Tazi Mohamed Amine, directeur de Rayanox à Algérie Presse « La nouvelle usine des gélules en gélatine sera tournée vers l’export »
Entretien réalisé par Hamza. B

Tazi Mohamed Amine, directeur de Rayanox, le plus grand producteur privé de gaz industriels en Algerie revient, dans cet entretien accordé à Algérie Presse, sur le futur projet de l’usine de fabrication des gélules en gélatine qui sera le plus grand de la région Mena et permettra à l’Algérie d’exporter ce produit.
Algerie Presse : Après les gaz industriels, Rayanox diversifie ses secteurs d’activités en lançant un important projet ?
Tazi Mohamed Amine : Concernant le projet de fabrication de capsule qu’on a déjà lancé dans la wilaya de Sidi Bel Abbes, il est en construction et les équipements sont déjà commandés, on prévoit la mise en service vers octobre ou début novembre 2024.
Pouvez-vous nous parler des capacités de cette usine qui est la première du genre en Algérie ?
Elle aura une capacité de production de 7 milliards de capsules par an, sachant que le marché local, actuellement, consomme pour l’équivalent de 3 milliards. Donc, notre production représente plus que le double. Cet excédent de production sera destiné exclusivement à l’export, parce qu’il faut savoir que dans toute la région, maintenant, il n’existe que de très petites unités, que ce soit en Égypte, et qui ne couvrent pas du tout la région, ni au Moyen-Orient, ni les pays voisins, encore moins en Afrique. Et donc ce sera des produits qui seront destinés à l’export.

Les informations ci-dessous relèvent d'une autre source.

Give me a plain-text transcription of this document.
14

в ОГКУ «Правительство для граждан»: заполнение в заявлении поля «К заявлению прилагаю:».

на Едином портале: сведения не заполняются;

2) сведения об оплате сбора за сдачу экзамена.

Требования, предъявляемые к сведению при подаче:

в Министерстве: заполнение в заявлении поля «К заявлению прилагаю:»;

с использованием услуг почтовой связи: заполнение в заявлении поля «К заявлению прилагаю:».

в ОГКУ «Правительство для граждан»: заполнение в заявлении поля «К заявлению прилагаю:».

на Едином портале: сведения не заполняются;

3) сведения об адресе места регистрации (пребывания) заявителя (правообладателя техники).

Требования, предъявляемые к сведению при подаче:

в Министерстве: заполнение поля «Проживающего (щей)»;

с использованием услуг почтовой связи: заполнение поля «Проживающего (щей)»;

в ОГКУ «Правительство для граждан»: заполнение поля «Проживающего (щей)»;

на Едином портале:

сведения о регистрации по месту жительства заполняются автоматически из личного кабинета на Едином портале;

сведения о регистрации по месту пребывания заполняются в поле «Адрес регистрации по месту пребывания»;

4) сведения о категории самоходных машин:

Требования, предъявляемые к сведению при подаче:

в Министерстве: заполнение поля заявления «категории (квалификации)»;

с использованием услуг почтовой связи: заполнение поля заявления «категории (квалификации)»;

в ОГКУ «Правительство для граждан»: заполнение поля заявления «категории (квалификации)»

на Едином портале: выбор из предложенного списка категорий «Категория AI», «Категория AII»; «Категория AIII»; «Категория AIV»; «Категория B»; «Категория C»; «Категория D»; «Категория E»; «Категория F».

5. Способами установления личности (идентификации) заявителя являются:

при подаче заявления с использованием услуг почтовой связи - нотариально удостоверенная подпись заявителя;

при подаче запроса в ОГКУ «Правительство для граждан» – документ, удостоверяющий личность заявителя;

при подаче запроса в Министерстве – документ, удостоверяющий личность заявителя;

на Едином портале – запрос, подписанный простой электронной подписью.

Quels sont les secteurs d’utilisation de ces capsules ?
Les capsules en gélatine halal, bien sûr, sont utilisées actuellement pour les industries pharmaceutiques. C’est un intrant pharmaceutique. C’est une matière première qu’on importait à 100% et qui nous a fait justement défaut lors de la crise sanitaire du Covid, où les unités de production avaient de la matière première, mais n’avaient pas de capsules.
Donc, ça sera une valeur ajoutée pour notre industrie ?
Ce projet nécessite un investissement de 6 milliards de DA (45 millions d’euros), il s’inscrit dans la politique de l’Etat, en ce qui concerne la réduction de la facture d’exportation, en plus de la création de produits à valeur ajoutée. Tout ce qu’on peut produire localement, bien sûr, est un plus pour notre industrie pharmaceutique, sur laquelle se focalise de plus en plus notre Gouvernement et à sa tête, le président de la République. Et justement, dans cette perspective, nous avons justement pensé à faire 6 unités, 6 lignes de production.
Vous allez également fabriquer des capsules végétales ?
Une première en Afrique, ce sera deux lignes en HPMC, ce qu’on appelle les capsules végétales. La première gélule végétale est apparue en 1998 pour hydroxypropylméthylcellulose, ou encore hypromellose. Il s’agit d’une matière fabriquée à partir de cellulose naturelle via une « hémisynthèse ». On part d’un polymère naturel et on réalise quelques étapes de synthèse pour arriver au produit final. C’est vrai que pour le marché algérien actuellement, on n’est pas de grands consommateurs, pas du tout même. Ce sera des capsules qui sont destinées à l’export, mais dans le futur, pourquoi pas. S’il y a des producteurs qui commencent à utiliser des capsules végétales, on pourra justement les approvisionner en capsules végétales. Notre unité de production sera dotée du meilleur équipement dans le monde, de la meilleure technologie sur le marché international, fidèle à notre mentalité, à notre culture, qui fera de notre unité une plateforme mondiale.